The varying hare, or snowshoe hare, is a North American hare that changes its color from a mottled brown in summer to solid white in winter. In summer pelage, the hare's feet are cream-colored. This, apparently, is when the captive variety is harvested for fly-tying. Although dyed feet are available, I prefer the unbleached, non-dyed, natural cream-colored feet. Their color is perfect, and their natural oils are intact. Those oils give the hair good natural buoyancy.

For dubbing, I like solid patches of natural, non-dyed muskrat fur in medium gray. Muskrat fur also has natural oils, and is the traditional material for the Adams dry fly. To dub this material, clip a small patch of fur close to the hide. Then grasp the fuzzy bases in your right hand, and pull out the long guard hairs with your left and discard them. What remains is the soft, supple, gray fur. Roll the soft fur in the palm of your hand briefly to blend it. At that point, it is ready to dub.

Recipe:
HOOK: Mustad 94840, size 14-18 or Mustad 94859, size 20-22
THREAD: 8/0 UNI, camel
TAIL: Pheasant tail fibers
ABDOMEN: Pheasant tail fibers, twisted and palmered
WING: Natural cream snowshoe hare's foot clipped
HEAD: Natural gray muskrat fur

1. Select a small bunch of pheasant tail fibers. Even the tips with your fingers, and clip them from the plume. Attach them to the hook shank, extending one hook-shank length behind the bend. Wind the thread back to the bend, then wind it forward to the mid-point of the shank. (Use 3 to 4 fibers for smaller flies, 5 to 7 fibers for larger ones.)

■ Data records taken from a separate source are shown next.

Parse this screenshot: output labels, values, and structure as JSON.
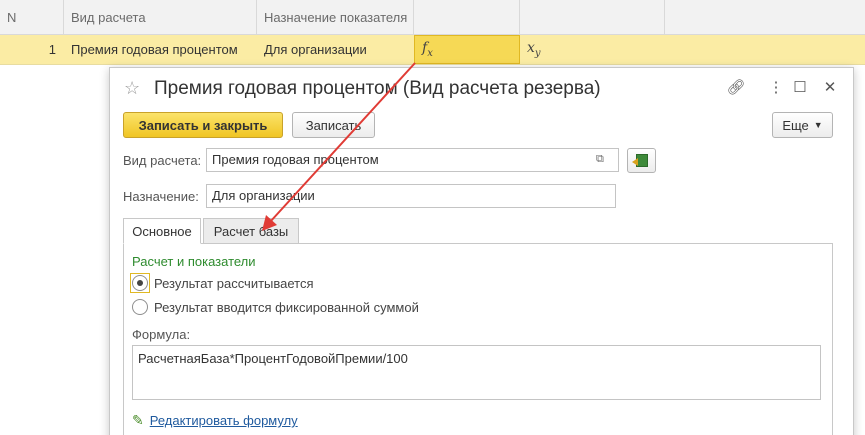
{
  "table": {
    "headers": {
      "n": "N",
      "vid": "Вид расчета",
      "naz": "Назначение показателя"
    },
    "rows": [
      {
        "n": "1",
        "vid": "Премия годовая процентом",
        "naz": "Для организации"
      }
    ]
  },
  "form": {
    "title": "Премия годовая процентом (Вид расчета резерва)",
    "buttons": {
      "save_close": "Записать и закрыть",
      "save": "Записать",
      "more": "Еще"
    },
    "fields": {
      "vid_label": "Вид расчета:",
      "vid_value": "Премия годовая процентом",
      "naz_label": "Назначение:",
      "naz_value": "Для организации"
    },
    "tabs": [
      {
        "label": "Основное",
        "active": true
      },
      {
        "label": "Расчет базы",
        "active": false
      }
    ],
    "section_title": "Расчет и показатели",
    "radios": [
      {
        "label": "Результат рассчитывается",
        "checked": true
      },
      {
        "label": "Результат вводится фиксированной суммой",
        "checked": false
      }
    ],
    "formula_label": "Формула:",
    "formula_value": "РасчетнаяБаза*ПроцентГодовойПремии/100",
    "edit_formula_link": "Редактировать формулу"
  },
  "colors": {
    "highlight_row": "#fbeca4",
    "primary_button": "#f0c524",
    "section_title": "#2e8b2e",
    "link": "#1f5a9e",
    "annotation_arrow": "#e03b35"
  },
  "icons": [
    "star-icon",
    "link-icon",
    "menu-icon",
    "maximize-icon",
    "close-icon",
    "open-icon",
    "excel-icon",
    "pencil-icon",
    "fx-icon",
    "xy-icon"
  ]
}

2. Double the fibers back on top of the shank and wrap back over them to the base of the tail. Then wrap thread forward again to the mid-point of the shank.

3. Grasp the fibers with your hackle pliers and twist them into a rope. Wind the rope forward over the shank to the mid-point, forming a segmented abdomen. Tie down securely and clip excess. Put a small drop of cement at the tie-down point.

4. For the wing, grasp a small bunch of fur from a snowshoe hare's foot and clip it close to the hide. The base of the wing should be almost as thick as the abdomen of the fly. Tie the wing onto the top of the hook shank with the fur tips facing to the rear. Clip the butts and wrap securely over them.

5. Prepare a small bunch of muskrat fur, wax your thread and attach the fur to the thread.

6. Dub a fat head, whip-finish the fly and clip thread.

7. Pull the wing back and clip it at an angle with your scissors, so the top edge of the wing is approximately even with the base of the tail.

8. Admire the finished fly, give thanks to Frank Sawyer, and go fishing.